Por teléfono se puede comunicar con algún amigo asegurándole que os ha tocado la lotería un buen pellizco en aquel número que ambos cogisteis, aunque sabes que no es así, te lo has inventado pero a él le hará pasar un rato de desazón hasta que le comuniques que es el día de los inocentes.

Las bromas telefónicas se han ido pasando de moda sobre todo porque no se puede ver la cara que pone el que recibe la broma, sin embargo va en aumento las que se envían por Walsh App dando una noticia falsa. Puedes inspirarte, en una de tantas "en teorías verdaderas" que cada año nos cuelan los principales diarios.

La primera inocentada del diario ABC a sus lectores fue el 28/12/1905. Sobre una fotografía trucada, el diario señalaba que el viaducto de la calle Bailén en Madrid, se había venido abajo. El día siguiente, publicaban también la explicación de la broma.

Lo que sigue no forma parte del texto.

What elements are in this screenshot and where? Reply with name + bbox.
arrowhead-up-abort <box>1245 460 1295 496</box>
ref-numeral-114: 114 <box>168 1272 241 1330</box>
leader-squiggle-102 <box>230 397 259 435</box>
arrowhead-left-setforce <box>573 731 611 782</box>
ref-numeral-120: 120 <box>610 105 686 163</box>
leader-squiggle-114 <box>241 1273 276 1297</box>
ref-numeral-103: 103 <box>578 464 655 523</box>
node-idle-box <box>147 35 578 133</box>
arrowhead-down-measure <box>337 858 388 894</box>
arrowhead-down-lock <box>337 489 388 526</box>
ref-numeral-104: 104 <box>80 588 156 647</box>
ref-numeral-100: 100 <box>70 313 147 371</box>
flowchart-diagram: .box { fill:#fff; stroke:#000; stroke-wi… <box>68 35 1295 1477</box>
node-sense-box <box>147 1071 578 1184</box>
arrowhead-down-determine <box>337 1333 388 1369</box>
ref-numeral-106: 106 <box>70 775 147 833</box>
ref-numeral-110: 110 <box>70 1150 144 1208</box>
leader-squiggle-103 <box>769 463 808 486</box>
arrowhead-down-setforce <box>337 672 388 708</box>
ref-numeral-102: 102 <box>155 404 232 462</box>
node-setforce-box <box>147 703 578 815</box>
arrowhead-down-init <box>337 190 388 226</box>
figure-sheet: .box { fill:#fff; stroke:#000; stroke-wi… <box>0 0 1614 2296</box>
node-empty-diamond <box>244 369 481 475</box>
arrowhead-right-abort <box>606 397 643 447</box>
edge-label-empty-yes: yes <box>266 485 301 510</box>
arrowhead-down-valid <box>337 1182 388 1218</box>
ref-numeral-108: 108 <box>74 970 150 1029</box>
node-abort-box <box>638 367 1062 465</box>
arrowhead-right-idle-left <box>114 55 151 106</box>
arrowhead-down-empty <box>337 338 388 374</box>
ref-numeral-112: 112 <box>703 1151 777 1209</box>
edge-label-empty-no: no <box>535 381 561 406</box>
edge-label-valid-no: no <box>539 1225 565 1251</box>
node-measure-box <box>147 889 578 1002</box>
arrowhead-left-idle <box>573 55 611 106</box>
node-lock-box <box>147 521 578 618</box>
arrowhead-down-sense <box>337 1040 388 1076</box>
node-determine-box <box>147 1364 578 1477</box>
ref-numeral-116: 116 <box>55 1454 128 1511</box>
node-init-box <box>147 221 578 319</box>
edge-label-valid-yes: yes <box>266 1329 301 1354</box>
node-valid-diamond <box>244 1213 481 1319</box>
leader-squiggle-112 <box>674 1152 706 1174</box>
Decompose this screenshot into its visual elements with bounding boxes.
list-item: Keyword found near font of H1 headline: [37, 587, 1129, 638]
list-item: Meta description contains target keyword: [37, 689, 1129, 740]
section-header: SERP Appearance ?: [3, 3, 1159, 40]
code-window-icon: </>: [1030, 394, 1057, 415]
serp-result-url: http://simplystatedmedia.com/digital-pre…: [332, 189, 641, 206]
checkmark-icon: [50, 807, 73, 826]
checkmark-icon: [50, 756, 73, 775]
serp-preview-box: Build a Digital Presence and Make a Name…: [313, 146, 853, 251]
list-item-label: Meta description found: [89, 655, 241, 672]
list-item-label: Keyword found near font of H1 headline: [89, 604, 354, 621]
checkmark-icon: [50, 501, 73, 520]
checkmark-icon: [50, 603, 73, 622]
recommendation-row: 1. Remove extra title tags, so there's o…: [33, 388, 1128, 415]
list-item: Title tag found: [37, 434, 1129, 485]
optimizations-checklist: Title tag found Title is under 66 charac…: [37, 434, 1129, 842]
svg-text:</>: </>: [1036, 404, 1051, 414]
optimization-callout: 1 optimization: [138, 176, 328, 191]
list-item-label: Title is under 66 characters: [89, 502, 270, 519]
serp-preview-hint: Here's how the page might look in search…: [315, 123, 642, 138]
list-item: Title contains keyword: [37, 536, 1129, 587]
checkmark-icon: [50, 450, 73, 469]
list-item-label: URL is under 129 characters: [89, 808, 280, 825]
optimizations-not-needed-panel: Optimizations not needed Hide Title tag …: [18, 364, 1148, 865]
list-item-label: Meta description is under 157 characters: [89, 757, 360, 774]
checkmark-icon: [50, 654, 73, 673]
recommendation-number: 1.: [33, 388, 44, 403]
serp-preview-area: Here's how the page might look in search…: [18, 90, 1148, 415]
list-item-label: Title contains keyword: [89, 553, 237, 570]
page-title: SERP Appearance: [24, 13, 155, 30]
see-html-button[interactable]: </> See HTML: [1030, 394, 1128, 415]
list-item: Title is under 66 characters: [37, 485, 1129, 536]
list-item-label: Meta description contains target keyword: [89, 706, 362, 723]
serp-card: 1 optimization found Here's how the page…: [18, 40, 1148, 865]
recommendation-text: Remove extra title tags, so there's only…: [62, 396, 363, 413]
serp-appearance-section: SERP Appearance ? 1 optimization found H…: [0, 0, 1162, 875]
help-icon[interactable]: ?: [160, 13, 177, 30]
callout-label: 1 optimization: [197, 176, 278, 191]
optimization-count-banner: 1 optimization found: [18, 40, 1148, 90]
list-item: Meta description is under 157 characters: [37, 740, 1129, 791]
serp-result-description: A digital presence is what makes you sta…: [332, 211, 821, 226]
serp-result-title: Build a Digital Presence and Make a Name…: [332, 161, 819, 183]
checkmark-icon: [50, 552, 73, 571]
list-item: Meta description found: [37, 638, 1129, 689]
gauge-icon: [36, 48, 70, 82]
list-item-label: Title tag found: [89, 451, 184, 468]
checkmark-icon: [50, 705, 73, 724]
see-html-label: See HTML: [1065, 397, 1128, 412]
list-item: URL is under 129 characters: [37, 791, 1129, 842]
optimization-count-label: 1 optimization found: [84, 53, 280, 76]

Este año 2020, el diario Mundo Deportivo decía así: "Gerard Piqué (34 años) ha decidido dar el gran paso. Lesionado de gravedad en su rodilla derecha, y sin garantías de quedar bien, ha decidido adelantar sus planes presentándose a las elecciones a la presidencia del FC Barcelona". Naturalmente todo falso.

Sin lugar a dudas es diferente a acercarse a pegar un monigote de papel en la espalda de alguien, vieja inocentada que aún convive con otras más originales.

Hay que medir si es idónea para quien va dirigida. No todo vale.

Lo más habitual será que el inocente se recrimine a sí mismo por haber caído a pesar de que estaba sobre aviso. Ante todo, lo que importa es la amistad y tras el ¡Inocente!, ¡Inocente!, lo que procede, es pedir escusas y felicitar el día señalado.